Cialone se pregunta “hasta cuándo vamos a seguir así” y “cuánto tiene que pasar para volver a saber de vos”, al tiempo que “esta tristeza es inaguantable, no la soporto”.

Esperando ser escuchada en algún sitio desconocido, Yamila le pide a Guadalupe que “sea fuerte” y que la comunidad puntana le manda todo el apoyo. “En la marcha de hoy, vamos a enviarte toda la fuerza y darte nuestro apoyo desde donde estás. Y que sepas que vamos a seguir peleando para encontrarte, para que te busquen, y que el silencio que hay, algún día se convierta en alegrías al encontrarte”.

El Estado no sabe, no contesta

Desde que la familia de Guadalupe hizo la denuncia a horas de la desaparición de la niña, el Estado provincial (el régimen de Alberto Rodríguez Saá) con apoyo del Gobierno nacional realizó 419 allanamientos en la ciudad de San Luis y diversos operativos en ciudades aledañas e incluso en otras provincias. Hubo 1.221 rastrillajes, según las versiones oficiales, en casas, baldíos y diques. Pero todo con resultado negativo.

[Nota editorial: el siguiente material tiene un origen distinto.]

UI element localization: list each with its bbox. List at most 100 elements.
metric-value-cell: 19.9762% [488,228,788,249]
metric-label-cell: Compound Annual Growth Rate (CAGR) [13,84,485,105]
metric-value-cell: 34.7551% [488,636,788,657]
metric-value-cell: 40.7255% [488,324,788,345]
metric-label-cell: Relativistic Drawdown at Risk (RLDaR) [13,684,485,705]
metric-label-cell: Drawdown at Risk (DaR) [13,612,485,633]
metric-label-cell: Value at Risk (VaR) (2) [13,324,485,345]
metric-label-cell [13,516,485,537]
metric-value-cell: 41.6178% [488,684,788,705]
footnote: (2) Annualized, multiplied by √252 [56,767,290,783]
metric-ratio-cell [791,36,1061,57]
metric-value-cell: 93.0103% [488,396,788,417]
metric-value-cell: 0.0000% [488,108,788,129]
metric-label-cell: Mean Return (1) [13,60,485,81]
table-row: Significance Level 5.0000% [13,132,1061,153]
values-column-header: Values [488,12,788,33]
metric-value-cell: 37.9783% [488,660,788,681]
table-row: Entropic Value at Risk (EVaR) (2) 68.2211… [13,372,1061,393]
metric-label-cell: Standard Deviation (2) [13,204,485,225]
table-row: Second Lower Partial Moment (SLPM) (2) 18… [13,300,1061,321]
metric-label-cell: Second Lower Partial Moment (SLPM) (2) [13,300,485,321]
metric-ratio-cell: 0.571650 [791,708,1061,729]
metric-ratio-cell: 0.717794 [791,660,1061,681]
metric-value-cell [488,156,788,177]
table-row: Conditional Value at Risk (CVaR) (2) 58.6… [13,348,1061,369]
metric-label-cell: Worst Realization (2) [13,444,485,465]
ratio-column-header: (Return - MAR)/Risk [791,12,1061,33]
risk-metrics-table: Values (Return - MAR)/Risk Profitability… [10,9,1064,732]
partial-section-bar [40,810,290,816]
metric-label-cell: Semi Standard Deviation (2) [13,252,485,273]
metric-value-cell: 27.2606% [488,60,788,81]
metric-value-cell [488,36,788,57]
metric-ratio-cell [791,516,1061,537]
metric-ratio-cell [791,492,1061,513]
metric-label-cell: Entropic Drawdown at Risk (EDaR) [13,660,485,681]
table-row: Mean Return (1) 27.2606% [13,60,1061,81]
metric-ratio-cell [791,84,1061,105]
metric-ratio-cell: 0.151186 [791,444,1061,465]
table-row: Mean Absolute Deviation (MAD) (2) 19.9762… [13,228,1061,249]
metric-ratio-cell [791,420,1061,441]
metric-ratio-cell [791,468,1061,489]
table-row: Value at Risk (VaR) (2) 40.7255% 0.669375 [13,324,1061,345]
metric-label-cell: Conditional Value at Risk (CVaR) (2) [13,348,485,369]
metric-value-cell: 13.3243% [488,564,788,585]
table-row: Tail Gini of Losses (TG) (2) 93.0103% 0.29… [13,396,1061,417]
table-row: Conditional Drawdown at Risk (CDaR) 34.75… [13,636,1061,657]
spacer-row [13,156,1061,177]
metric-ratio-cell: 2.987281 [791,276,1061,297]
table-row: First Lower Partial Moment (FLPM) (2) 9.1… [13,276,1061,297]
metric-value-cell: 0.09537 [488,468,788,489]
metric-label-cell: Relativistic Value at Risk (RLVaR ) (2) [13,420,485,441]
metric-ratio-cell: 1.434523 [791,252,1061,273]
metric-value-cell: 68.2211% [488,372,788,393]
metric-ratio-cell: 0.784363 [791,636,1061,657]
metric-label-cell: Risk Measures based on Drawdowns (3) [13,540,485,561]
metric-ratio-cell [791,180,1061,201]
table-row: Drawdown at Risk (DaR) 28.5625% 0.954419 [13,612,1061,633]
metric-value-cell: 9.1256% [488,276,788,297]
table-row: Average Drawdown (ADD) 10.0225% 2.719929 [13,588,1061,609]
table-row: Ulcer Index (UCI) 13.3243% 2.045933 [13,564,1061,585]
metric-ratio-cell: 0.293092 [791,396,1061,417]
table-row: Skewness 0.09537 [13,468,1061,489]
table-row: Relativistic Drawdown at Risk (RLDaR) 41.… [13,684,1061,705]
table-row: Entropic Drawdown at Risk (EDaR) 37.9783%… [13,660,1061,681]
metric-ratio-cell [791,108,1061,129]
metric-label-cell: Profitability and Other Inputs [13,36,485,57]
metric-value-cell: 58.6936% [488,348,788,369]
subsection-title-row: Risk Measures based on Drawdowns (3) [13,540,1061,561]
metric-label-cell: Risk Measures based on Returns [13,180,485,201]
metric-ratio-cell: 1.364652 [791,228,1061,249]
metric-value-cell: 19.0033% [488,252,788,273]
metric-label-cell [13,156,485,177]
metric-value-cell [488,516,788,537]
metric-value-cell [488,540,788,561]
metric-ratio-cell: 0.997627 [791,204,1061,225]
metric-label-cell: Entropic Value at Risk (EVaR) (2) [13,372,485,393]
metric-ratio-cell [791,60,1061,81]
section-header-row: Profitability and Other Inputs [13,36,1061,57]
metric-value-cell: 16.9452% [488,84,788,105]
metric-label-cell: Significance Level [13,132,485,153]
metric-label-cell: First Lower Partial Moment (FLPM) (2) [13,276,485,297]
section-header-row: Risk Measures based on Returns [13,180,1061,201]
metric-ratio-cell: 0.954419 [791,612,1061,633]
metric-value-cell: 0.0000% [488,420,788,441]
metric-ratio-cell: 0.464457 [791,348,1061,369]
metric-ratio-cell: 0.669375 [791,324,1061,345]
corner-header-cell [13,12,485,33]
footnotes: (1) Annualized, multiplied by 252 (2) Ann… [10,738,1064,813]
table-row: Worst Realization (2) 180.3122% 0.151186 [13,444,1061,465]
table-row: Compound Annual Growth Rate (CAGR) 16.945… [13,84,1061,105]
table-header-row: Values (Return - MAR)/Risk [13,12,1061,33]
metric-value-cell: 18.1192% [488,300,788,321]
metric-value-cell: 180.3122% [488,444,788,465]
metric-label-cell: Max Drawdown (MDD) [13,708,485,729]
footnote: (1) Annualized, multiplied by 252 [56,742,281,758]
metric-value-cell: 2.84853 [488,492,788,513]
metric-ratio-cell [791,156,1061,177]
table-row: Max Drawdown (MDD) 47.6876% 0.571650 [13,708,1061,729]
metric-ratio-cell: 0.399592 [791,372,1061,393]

Incluso, intentando mostrar “avances” en la investigación, el Poder Judicial de San Luis mandó a secuestrar celulares, computadoras y demás pertenencias del entorno de la niña, abonando la hipótesis de que habría sido víctima de un entramado intrafamiliar. Pero no hubo ningún resultado que permitiera obtener rastros de su paradero.

Por el contrario, las autoridades a cargo de la causa llevan cien días negándose a investigar a fondo la hipótesis de la desaparición forzada, probablemente con fines de trata. El acercamiento de Susana Trimarco, madre de Marita Verón, a la familia de Guadalupe hizo pensar en esa hipótesis pero eso no se ha visto reflejado en el accionar del titular del Juzgado Penal 2 puntano, Ariel Parrillis.

La semana pasada, producto de una reunión entre Trimarco y Eduardo Casal, el Procurador General de la Nación (interino) designó a tres fiscales federales para que intervengan en la causa. Pero parece que el juez Parrillis aún no se enteró y sigue con su misma línea “investigativa”.

Lo cierto es que el Estado sigue haciendo como que hace mientras Guadalupe sigue sin aparecer y su familia sufre día a día el desgaste que produce la incertidumbre, la angustia y la falta de respuestas de quienes deberían responder.

A pocos días de desaparecida, desde este diario nos preguntábamos si el Estado quiere encontrar realmente sana y salva a Guadalupe Lucero Cialone. La historia argentina reciente tiene sobrados ejemplos en los que funcionarios de los poderes ejecutivos y judiciales se llenan la boca diciendo que van a investigar “todas las hipótesis” y “hasta las últimas consecuencias”, pero los casos terminan sin resolverse, con familias dejadas a su suerte, víctimas que nunca aparecen y causas convertidas en decálogos de impunidad.

Hace pocos días uno de esos casos cumplió quince años: la desaparicion forzada de Jorge Julio López, ocurrida en La Plata el 18 de septiembre de 2006. Muchos de los funcionarios de entonces (algunos incluso siguen siéndolo hoy, como Aníbal Fernández) se cansaron de asegurar que López estaba siendo intensamente buscado y que confiaban en encontrarlo sano y salvo. Los resultados están a la vista.

Nuevamente el Estado y sus gerenciadores siguen demostrando que la vida de las personas de la población trabajadora y pobre para ellos no valen nada. La exigencia de aparición con vida ya de Guadalupe y el juicio y castigo a los responsables de su desaparición se hace hoy más fuerte que nunca.